Rendus au château, les promeneurs attendirent le retour de ceux qui s’étaient le plus éloignés. Les demoiselles Bertram, M. Crawford et M. Rushworth se firent attendre long-temps, et quand ils reparurent ils annoncèrent qu’ils ne faisaient que de se rejoindre. M. Rushworth et Julia paraissaient peu satisfaits. M. Crawford s’efforça pendant le dîner de calmer le ressentiment des deux premiers et de ranimer la gaîté générale.

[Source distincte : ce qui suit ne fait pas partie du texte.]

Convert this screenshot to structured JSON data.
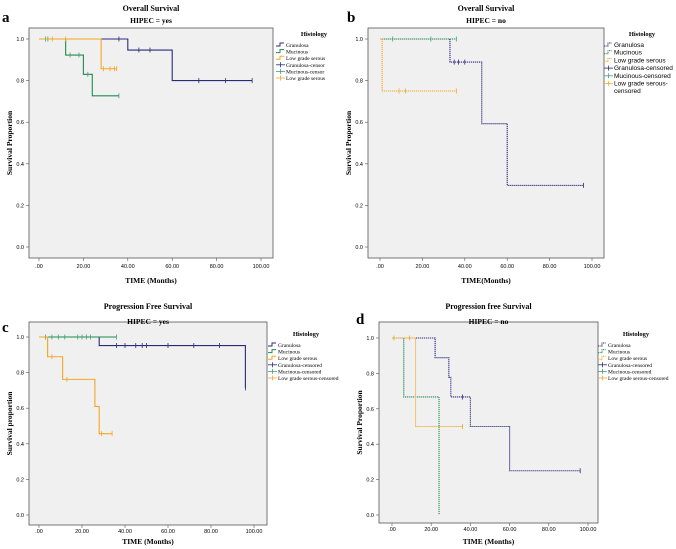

Le dîner fut bientôt suivi par le thé et par le café, et comme la longueur de la route à faire ne permettait pas de perdre de temps, la calèche parut bientôt après à la porte du château. Madame Norris, après avoir obtenu des œufs de faisans et dit beaucoup de civilités à madame Rushworth, donna le signal du départ. Dans ce moment, M. Crawford s’approchant de Julia, lui dit : « J’espère que je n’aurai pas perdu ma compagne, à moins qu’elle ne soit effrayée de l’air du soir dans un siége si peu garanti. » La demande n’avait pas été prévue, et fut reçue gracieusement, et pour Julia, la journée parut devoir finir aussi bien qu’elle avait commencé. Miss Bertram fut un peu contrariée, mais comme elle avait la conviction d’être préférée, elle se consola, et elle reçut les attentions de M. Rushworth à son départ comme elle le devait faire. Il était beaucoup plus satisfait de lui donner la main pour la faire monter dans la calèche, que s’il eût été question de la placer sur le siége auprès de M. Crawford. La soirée était belle et le retour des voyageurs fut aussi agréable qu’il pouvait l’être par le calme et la sérénité de l’air. Mais lorsque madame Norris cessait de parler de tout ce qu’elle avait vu à Sotherton, le silence régnait dans la calèche. Les différentes personnes de la société paraissaient toutes également fatiguées, et dans le doute si la journée qui venait de s’écouler leur avait occasionné du plaisir ou de la peine.